Hans Mattsson acudió a su despacho una vez terminado el juicio. Había escuchado las alocuciones finales de la defensa y del fiscal por el sistema de megafonía interna.
—Palm ha tenido un par de días estupendos.
—La cuestión es cómo establecer la pena. No cabe la menor duda de que los hermanos Tran son los protagonistas. Los otros dos son cómplices, claro está. Pero parecen intimidados por los hermanos. Resulta difícil ignorar que cabe la posibilidad de que hayan asumido más culpa de la que en realidad tienen.
—Bueno, si quieres que hablemos de ello, no tienes más que decirlo.
Birgitta Roslin recogió sus notas y se preparó para marcharse a casa. Staffan le había enviado un mensaje al móvil en el que le aseguraba que todos se encontraban bien. Estaba a punto de salir del despacho, cuando sonó el teléfono. Por un instante, pensó en no contestar, pero al final alcanzó el auricular.
—Soy yo.
Reconoció la voz del hombre que había llamado, pero no la ubicaba.
—¿Quién?
—Nordin, el vigilante.
—Perdona, estoy algo cansada.
—Llamaba para avisarte de que tienes visita.
—¿De quién se trata?
—La mujer que me pediste que tuviese vigilada.

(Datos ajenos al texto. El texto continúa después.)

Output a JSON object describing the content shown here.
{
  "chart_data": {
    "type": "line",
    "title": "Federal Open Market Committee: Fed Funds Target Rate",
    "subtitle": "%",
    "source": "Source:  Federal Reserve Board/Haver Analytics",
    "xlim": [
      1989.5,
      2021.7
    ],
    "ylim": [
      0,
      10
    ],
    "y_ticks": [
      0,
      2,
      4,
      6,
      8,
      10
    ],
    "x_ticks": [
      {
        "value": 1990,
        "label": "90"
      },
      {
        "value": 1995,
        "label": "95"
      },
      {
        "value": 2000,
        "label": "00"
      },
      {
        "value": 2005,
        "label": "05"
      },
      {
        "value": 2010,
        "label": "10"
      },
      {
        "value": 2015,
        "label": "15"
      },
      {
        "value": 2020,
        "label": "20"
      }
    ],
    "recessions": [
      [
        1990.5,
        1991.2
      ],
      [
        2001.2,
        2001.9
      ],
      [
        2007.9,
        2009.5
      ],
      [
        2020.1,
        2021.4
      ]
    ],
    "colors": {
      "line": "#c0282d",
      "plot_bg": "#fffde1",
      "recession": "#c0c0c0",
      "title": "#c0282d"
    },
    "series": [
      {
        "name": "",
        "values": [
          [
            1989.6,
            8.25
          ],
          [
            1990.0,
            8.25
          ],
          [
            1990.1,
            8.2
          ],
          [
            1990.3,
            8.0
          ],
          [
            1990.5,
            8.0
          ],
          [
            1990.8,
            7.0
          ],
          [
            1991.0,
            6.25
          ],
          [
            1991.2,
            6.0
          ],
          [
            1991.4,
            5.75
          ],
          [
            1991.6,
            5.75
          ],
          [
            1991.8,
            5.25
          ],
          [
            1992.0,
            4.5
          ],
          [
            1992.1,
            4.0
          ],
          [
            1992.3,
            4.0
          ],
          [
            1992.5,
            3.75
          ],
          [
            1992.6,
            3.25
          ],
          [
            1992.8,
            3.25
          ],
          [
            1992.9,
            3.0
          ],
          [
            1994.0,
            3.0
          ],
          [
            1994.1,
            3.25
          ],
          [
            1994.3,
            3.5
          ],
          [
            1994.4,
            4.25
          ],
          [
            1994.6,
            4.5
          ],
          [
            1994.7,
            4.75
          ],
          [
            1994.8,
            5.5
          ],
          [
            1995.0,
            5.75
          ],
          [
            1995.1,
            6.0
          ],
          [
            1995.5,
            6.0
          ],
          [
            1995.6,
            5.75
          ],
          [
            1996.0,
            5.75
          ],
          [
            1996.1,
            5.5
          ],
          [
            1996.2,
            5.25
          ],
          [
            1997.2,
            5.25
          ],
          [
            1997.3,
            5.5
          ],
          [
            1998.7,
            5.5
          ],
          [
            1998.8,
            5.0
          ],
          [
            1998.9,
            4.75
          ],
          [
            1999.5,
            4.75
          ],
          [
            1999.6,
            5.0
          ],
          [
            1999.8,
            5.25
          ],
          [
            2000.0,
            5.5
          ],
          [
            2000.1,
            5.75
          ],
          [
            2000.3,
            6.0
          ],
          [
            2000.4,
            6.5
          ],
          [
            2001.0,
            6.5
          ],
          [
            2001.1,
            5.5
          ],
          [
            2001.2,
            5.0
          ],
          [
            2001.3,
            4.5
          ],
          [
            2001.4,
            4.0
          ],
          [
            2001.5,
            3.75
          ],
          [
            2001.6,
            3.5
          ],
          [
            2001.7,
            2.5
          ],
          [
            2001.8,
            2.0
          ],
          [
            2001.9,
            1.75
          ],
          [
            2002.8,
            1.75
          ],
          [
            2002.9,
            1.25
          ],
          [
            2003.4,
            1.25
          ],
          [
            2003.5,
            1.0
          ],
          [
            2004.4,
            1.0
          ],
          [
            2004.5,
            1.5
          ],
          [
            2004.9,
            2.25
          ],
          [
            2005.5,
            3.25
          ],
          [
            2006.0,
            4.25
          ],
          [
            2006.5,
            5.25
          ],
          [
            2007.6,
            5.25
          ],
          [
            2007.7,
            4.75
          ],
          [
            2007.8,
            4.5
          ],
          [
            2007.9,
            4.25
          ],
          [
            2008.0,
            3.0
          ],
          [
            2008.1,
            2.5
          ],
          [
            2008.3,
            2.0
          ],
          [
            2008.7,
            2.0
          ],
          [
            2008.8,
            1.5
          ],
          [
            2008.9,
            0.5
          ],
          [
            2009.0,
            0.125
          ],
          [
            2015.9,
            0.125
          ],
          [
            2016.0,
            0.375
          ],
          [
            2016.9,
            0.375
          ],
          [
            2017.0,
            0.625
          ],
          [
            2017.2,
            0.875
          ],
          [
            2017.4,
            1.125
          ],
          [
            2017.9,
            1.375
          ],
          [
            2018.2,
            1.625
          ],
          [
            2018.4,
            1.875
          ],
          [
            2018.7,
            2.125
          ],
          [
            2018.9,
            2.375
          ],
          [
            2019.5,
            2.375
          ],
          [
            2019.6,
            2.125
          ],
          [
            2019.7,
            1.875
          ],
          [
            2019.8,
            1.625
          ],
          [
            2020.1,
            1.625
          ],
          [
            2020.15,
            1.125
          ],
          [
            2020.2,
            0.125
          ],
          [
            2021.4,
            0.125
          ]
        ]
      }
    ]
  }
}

—¿Sigue aquí? ¿Qué quiere?
—No lo sé.
—Si es pariente de alguno de los vietnamitas acusados, no puedo hablar con ella.
—Creo que te equivocas.
Birgitta Roslin empezaba a impacientarse.
—¿Qué quieres decir? No me está permitido hablar con ella.
—Quiero decir que no es vietnamita. Habla un inglés perfecto y es china. Quiere hablar contigo. Según dice, es muy importante.
—¿Dónde está?
—Te está esperando fuera. La veo desde aquí. Acaba de arrancar una hoja de un abedul.
—Ya, ¿y tiene nombre esa mujer?
—Seguro que sí, pero no me lo ha dicho.
—Voy ahora mismo. Dile que me espere.
Birgitta Roslin se acercó a la ventana, desde allí pudo ver a la mujer en la acera.
Pocos minutos después bajó a la calle.